Das mit den Kommentaren ist leider so gefordert bei mir, da meine Kollegen ebenfalls meinen,
dass ich überall Kommentare dran schreiben soll, damit das auch für einen "unwissenden" Laien
verständlich ist, naja ^^
Die Javadoc wäre bei mir gegen Ende dazu gekommen, deswegen steht da auch noch nichts.



> Weil du mit integer rechnest bekommst du diese Exception.
> 
> Ansonsten bist du nicht der erste, der einen Taschenrechner so programmieren will.
> 
> Ich würde googeln statt hier so lange posts zu machen.



Wenn ich das bereits über google gefunden hätte, würde ich mich nicht explizit an dieses Forum wenden, da ich dieses Thema leider auch nicht im Forum finden konnte unter diesem oder ähnlichem Namen!

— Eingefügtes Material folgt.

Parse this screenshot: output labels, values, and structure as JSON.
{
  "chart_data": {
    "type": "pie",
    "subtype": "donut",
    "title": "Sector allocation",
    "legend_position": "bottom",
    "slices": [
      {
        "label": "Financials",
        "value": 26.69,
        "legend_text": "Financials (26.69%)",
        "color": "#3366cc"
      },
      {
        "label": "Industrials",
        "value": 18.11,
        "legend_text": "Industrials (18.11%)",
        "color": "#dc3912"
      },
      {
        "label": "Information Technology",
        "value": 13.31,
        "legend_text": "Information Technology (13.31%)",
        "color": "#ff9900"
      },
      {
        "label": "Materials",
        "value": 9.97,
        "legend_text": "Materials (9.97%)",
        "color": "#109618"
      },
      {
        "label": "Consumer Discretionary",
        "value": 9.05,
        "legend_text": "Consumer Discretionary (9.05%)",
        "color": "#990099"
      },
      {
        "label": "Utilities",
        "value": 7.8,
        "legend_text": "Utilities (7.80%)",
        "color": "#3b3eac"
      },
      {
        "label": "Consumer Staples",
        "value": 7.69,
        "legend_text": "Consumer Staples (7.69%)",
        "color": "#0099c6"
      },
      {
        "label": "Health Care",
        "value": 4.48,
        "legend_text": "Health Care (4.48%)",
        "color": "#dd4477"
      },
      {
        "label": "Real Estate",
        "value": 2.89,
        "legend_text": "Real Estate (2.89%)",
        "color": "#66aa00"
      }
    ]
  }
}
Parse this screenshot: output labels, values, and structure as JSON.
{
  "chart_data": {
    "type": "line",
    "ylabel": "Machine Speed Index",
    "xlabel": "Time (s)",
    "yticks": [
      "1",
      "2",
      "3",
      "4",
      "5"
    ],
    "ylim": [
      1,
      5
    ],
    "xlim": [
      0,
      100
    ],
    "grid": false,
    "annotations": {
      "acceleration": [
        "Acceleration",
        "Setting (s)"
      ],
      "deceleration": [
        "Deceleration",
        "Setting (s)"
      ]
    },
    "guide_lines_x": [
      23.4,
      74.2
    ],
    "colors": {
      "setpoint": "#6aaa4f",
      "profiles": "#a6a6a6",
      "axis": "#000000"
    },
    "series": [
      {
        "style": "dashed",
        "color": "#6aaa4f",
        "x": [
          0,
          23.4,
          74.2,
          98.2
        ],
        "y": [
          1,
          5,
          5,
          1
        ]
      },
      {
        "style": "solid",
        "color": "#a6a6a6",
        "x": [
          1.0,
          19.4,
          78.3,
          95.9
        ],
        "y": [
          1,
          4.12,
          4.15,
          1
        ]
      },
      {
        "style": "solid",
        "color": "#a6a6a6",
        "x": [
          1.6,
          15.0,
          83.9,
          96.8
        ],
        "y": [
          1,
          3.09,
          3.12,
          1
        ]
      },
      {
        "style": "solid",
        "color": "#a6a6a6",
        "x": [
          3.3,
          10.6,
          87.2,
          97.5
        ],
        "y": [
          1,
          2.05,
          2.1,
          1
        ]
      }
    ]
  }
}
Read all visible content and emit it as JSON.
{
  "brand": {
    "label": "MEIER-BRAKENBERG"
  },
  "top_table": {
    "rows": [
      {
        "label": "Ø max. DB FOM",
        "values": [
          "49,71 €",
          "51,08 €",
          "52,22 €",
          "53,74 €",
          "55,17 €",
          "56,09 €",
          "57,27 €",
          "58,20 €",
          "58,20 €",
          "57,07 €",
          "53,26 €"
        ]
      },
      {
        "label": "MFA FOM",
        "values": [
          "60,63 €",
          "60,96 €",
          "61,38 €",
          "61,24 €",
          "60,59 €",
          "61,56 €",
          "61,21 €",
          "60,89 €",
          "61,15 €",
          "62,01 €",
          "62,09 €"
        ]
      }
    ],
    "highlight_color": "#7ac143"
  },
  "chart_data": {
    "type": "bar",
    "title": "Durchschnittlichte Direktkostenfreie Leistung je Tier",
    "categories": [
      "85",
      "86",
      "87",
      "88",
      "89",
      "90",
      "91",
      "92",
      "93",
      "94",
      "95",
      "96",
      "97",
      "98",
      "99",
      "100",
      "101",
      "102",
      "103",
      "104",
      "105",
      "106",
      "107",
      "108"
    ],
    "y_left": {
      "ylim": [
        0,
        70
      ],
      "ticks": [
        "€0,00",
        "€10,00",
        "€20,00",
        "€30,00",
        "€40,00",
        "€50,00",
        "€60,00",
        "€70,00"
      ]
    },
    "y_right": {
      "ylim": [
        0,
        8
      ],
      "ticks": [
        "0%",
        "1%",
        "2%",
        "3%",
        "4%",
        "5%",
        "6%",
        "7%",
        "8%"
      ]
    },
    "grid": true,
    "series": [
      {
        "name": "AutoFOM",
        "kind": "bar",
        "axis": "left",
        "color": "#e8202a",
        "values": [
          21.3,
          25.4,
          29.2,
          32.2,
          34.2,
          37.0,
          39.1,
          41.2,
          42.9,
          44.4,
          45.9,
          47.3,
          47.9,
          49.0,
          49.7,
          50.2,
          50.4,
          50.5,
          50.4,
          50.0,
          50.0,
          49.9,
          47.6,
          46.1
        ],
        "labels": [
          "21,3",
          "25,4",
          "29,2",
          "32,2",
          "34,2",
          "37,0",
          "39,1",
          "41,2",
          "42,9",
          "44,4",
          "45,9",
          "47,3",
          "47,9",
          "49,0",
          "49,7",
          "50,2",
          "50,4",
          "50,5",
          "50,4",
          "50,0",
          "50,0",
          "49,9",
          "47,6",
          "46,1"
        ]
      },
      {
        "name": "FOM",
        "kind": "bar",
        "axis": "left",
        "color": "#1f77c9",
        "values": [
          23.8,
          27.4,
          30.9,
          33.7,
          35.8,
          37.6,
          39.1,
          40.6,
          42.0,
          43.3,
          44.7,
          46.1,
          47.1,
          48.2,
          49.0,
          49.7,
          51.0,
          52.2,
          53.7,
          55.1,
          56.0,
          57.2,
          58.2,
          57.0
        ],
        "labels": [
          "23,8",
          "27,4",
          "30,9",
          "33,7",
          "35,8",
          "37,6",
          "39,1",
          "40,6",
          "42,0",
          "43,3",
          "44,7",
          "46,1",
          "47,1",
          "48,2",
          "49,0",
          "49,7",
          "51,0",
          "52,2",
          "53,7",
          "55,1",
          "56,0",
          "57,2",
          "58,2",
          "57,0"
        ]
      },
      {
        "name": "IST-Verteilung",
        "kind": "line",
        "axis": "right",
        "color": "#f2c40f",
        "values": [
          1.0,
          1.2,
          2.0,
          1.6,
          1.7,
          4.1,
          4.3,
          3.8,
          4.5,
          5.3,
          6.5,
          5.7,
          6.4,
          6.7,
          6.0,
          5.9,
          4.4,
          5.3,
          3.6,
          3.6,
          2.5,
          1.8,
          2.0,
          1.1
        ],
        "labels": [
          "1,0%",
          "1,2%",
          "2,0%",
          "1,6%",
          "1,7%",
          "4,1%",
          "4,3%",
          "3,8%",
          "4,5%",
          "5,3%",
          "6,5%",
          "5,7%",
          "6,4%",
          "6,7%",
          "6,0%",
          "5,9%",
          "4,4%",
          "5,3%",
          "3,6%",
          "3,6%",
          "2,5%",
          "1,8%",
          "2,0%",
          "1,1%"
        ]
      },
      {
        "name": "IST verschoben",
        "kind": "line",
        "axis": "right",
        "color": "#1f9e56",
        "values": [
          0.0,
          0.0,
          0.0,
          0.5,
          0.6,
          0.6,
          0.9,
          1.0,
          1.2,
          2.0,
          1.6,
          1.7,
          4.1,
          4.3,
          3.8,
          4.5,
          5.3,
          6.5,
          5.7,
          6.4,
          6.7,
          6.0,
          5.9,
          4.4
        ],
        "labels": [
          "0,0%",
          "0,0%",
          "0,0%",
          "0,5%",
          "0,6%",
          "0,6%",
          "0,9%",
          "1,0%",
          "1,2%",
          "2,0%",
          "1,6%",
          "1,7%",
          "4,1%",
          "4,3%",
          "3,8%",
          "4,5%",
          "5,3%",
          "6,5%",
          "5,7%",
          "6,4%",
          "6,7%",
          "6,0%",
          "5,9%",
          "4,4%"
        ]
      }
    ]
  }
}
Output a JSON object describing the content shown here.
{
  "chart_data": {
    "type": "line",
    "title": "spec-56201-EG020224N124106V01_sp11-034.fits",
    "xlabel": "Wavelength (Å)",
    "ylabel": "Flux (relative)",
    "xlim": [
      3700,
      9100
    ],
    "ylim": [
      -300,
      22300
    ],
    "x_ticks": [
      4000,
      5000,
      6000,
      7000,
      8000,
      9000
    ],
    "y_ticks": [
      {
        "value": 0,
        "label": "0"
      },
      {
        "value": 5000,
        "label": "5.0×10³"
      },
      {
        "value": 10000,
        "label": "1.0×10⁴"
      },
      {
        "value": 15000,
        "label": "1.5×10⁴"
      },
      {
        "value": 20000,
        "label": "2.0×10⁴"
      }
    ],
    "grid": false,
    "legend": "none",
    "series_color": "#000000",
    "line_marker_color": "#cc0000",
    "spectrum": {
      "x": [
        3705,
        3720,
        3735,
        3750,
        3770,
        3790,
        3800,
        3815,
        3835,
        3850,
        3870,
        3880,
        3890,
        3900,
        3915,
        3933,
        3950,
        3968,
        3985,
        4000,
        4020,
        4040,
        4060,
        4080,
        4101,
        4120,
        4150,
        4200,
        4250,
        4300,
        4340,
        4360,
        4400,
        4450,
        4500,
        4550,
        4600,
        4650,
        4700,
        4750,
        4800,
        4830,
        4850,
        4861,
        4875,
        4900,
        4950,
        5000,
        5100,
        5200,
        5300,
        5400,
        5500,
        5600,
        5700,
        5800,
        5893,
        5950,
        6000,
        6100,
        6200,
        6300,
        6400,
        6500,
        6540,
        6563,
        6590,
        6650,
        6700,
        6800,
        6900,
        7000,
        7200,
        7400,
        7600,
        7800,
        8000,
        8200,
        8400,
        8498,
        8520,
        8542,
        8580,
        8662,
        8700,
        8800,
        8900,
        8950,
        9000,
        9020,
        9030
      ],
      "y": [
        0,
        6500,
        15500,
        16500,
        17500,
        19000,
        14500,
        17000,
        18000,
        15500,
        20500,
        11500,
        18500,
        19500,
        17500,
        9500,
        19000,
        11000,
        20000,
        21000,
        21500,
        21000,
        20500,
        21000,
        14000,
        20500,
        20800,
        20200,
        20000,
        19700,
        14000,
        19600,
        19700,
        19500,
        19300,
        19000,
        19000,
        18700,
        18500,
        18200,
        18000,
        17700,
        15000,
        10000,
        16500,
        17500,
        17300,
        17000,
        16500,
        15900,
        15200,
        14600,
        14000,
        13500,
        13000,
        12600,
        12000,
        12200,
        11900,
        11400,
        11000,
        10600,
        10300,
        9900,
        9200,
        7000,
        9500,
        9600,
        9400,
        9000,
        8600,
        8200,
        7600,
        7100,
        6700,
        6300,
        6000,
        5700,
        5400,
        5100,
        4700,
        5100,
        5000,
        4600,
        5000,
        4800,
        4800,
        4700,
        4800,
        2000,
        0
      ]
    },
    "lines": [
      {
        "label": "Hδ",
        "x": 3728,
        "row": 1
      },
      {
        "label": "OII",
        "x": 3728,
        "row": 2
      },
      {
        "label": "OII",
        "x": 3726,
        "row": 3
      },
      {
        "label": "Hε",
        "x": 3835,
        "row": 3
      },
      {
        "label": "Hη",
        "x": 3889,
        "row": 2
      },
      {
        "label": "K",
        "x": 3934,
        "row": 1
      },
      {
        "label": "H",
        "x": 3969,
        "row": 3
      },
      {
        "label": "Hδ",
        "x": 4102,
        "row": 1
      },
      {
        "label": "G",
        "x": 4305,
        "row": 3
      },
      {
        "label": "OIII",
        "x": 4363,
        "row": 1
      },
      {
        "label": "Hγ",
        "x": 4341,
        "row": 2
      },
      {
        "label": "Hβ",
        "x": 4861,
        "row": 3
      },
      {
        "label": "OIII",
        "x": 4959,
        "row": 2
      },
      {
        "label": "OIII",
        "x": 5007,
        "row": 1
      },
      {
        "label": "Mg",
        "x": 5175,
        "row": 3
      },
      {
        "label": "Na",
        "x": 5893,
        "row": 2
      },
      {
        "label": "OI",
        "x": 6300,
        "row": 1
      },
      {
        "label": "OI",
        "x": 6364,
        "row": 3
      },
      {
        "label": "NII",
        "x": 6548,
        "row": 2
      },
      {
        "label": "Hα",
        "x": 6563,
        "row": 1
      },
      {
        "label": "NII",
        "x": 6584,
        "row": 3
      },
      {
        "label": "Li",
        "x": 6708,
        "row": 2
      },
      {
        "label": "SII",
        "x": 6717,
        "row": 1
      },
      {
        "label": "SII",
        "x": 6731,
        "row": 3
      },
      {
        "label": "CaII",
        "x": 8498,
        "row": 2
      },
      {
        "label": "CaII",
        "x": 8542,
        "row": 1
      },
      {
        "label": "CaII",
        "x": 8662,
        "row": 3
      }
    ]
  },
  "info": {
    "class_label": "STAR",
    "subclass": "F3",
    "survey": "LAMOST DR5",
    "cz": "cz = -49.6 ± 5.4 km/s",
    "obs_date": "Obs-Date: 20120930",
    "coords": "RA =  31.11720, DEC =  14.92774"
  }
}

Und helfen tun mir eure Antworten bisher leider nicht =( 
expliziter Lösungsvorschlag oder Link-verweiß bitte!


----------



## Marcinek (16. Aug 2011)

java-forum.org - Suchergebnisse

Let me google that for you

4 / 5 = 0 wenn man mit ints rechnet.



> Will erstmal dazu Hilfestellung und den Rest danach durch eigen Denken lösen.


???:L???:L???:L???:L


----------